Il testo del Senato non ci piace. Arrivederci alla Camera

di Carmelo Briguglio

Pierluigi Battista sul Corriere della Sera ha tracciato un quadro esatto delle ragioni che hanno indotto Gianfranco Fini a portare a casa le modifiche possibili alla legge sulle intercettazioni senza spingerle al punto di rompere con Berlusconi. Sono ragioni condivise o accettate da tutti noi, nessuno escluso.
Si rompe un’alleanza sulla quale si fonda l’esistenza del maggior partito politico del Paese soltanto se ci sono ragioni gravi e se sono precluse le altre strade. Ad oggi non è così.
Innanzitutto perchè il testo della legge è stato migliorato, grazie alla discussione pubblica alla quale i cosiddetti finiani hanno preso parte da protagonisti. E per un altro motivo di fondo: non siamo all’ultima spiaggia. Abbiamo grande attenzione e rispetto per le ragioni di giornalisti ed editori, sono vicine alle nostre. Le quali spesso coincidono con quanto ci dicono dal mondo dei servitori dello stato, magistrati non militanti e uomini delle forze dell’ordine in testa. Ma nessuno deve tirarci per la giacca e dettarci agenda politica e ruolino di marcia. Siamo una forza politica, “sui generis”, allo stato liquido o nascente quanto si vuole, ma una forza riconosciuta che nel centrodestra ha un ruolo e una responsabilità. Non solo e non tanto nei
confronti del governo o del Popolo della libertà, ma del popolo italiano.
Il presidente della Camera rappresenta l’icona di questo ruolo e di questa responsabilità che insieme a lui siamo chiamati tutti noi ad esercitare. Il che ci impone dinanzi a scelte difficili non di essere moderati a tutti i costi, ma di praticare sempre e preliminarmente la via riformista. Per molti di noi che hanno nel proprio vissuto o tuttora in un angolo celato di sè sogni e tracce che una volta ci piaceva dire rivoluzionarie, ribellarsi all’imprinting richiede pazienza con se stessi e poi con gli altri. Però è inevitabile se si è scelto di convivere con persone e storie diverse da noi.
Nello specifico è necessario compiere, sempre e prima, tutti i passaggi di dialogo e mediazione per cambiare ancora un testo che anche nella versione uscita dall’aula del Senato, non ci piace. Per noi non può diventare ancora legge della Repubblica.
Perchè, a differenza di quanto sostiene il nostro ministro della Giustizia non è “un punto di equilibrio” tra diritti individuali di libertà e legalità.
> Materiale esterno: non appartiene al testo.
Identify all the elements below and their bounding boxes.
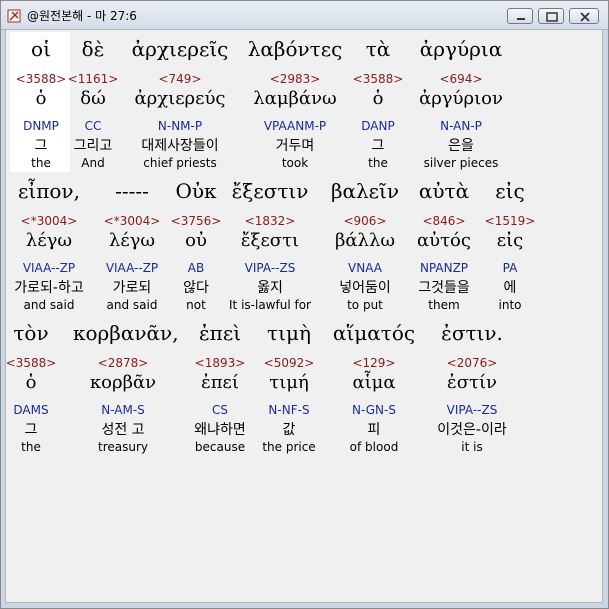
greek-word: εἰς <box>495 179 525 203</box>
lemma: ὁ <box>25 372 37 393</box>
greek-word: κορβανᾶν, <box>73 321 179 345</box>
korean-gloss: 그 <box>24 422 38 438</box>
strong-number[interactable]: <749> <box>130 72 230 86</box>
korean-gloss: 이것은-이라 <box>437 422 507 438</box>
morphology-code: CC <box>84 119 102 133</box>
lemma: κορβᾶν <box>89 372 157 393</box>
morphology-code: N-AN-P <box>440 119 482 133</box>
strong-number[interactable]: <2076> <box>422 356 522 370</box>
korean-gloss: 그리고 <box>73 138 113 154</box>
lemma: ἀργύριον <box>419 88 503 109</box>
greek-word: ἔξεστιν <box>231 179 309 203</box>
interlinear-view: οἱ <3588> ὁ DNMP 그 the δὲ <1161> δώ CC 그… <box>5 29 603 603</box>
lemma: αἷμα <box>352 372 396 393</box>
english-gloss: it is <box>461 440 483 454</box>
lemma: ἔξεστι <box>240 230 300 251</box>
morphology-code: DAMS <box>13 403 49 417</box>
morphology-code: VIPA--ZS <box>446 403 498 417</box>
korean-gloss: 대제사장들이 <box>141 138 219 154</box>
window-title: @원전본해 - 마 27:6 <box>27 9 137 23</box>
greek-word: ἀρχιερεῖς <box>131 37 229 61</box>
strong-number[interactable]: <129> <box>324 356 424 370</box>
morphology-code: PA <box>502 261 518 275</box>
title-bar[interactable]: @원전본해 - 마 27:6 <box>1 1 608 30</box>
english-gloss: into <box>498 298 522 312</box>
greek-word: ἐστιν. <box>441 321 503 345</box>
maximize-button[interactable] <box>538 8 564 24</box>
morphology-code: N-AM-S <box>101 403 145 417</box>
strong-number[interactable]: <1519> <box>460 214 560 228</box>
strong-number[interactable]: <3588> <box>0 356 81 370</box>
english-gloss: of blood <box>349 440 399 454</box>
korean-gloss: 성전 고 <box>101 422 145 438</box>
lemma: εἰς <box>496 230 524 251</box>
korean-gloss: 에 <box>503 280 517 296</box>
lemma: δώ <box>80 88 106 109</box>
strong-number[interactable]: <694> <box>411 72 511 86</box>
english-gloss: And <box>81 156 105 170</box>
close-button[interactable] <box>569 8 599 24</box>
app-logo-icon <box>7 8 21 23</box>
lemma: ἀρχιερεύς <box>134 88 226 109</box>
morphology-code: VIPA--ZS <box>244 261 296 275</box>
greek-word: αἵματός <box>332 321 416 345</box>
strong-number[interactable]: <1832> <box>220 214 320 228</box>
korean-gloss: 옳지 <box>257 280 283 296</box>
english-gloss: the <box>21 440 41 454</box>
minimize-button[interactable] <box>507 8 533 24</box>
morphology-code: N-GN-S <box>352 403 396 417</box>
english-gloss: chief priests <box>143 156 217 170</box>
lemma: ἐστίν <box>447 372 497 393</box>
greek-word: ἀργύρια <box>419 37 503 61</box>
english-gloss: treasury <box>97 440 148 454</box>
korean-gloss: 피 <box>367 422 381 438</box>
greek-word: δὲ <box>81 37 105 61</box>
morphology-code: N-NM-P <box>157 119 203 133</box>
korean-gloss: 은을 <box>448 138 474 154</box>
strong-number[interactable]: <1161> <box>43 72 143 86</box>
english-gloss: It is-lawful for <box>229 298 311 312</box>
strong-number[interactable]: <2878> <box>73 356 173 370</box>
greek-word: τὸν <box>13 321 49 345</box>
app-window: @원전본해 - 마 27:6 οἱ <3588> ὁ DNMP 그 the δὲ… <box>0 0 609 609</box>
english-gloss: silver pieces <box>423 156 499 170</box>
Non ancora. Bisogna lavorarci meglio e di più. Con ragionevolezza e intelligenza. Ascoltando il Paese e la moral suasion, ancorchè sine verbis, del Presidente della Repubblica. E soprattutto, nello spirito nuovo di rapporti che si vuole inaugurare tra maggioranza e minoranza, senza il retropensiero che ogni cambiamento rappresenti un cedimento nei rapporti di forza interni.
Il sistema obiettivamente poco ragionevole di proroga delle intercettazioni, il divieto di intercettazioni ambientali in luoghi privati anche per reati come mafia e terrorismo, l’esclusione di cui godono i cosidetti reati-spia della criminalità organizzata come estorsione, riciclaggio, usura e traffico di rifiuti, le stesse sanzioni per giornalisti ed editori che restano questioni irrisolte. Questioni che destano grande allarme sociale e poco giustificabili con la violazione della riservatezza.
Inutile nascondere la testa sotto la sabbia o rifugiarsi dietro la burocrazia interna e i formalismi: quando la legge tornerà alla Camera si può e si deve discutere ancora nel merito e trovare soluzione ai problemi che ancora non ce l’hanno.
A differenza di “dipietristi” e conservatori dell’esistente noi non ci auguriamo che la legge sulle intercettazioni finisca in un binario morto o si suicidi. Vogliamo che venga corretta. Abbiamo fatto una scelta riformista e confidiamo che possa essere produttiva. Per trovare un onesto punto di equilibrio non soltanto tra i principi della legalità e della privacy, ma anche tra le due destre che li rappresentano politicamente e culturalmente dentro il Pdl. Nella passione mista a qualche esagerazione di questi giorni non dobbiamo dissolvere i legami che le fanno stare insieme.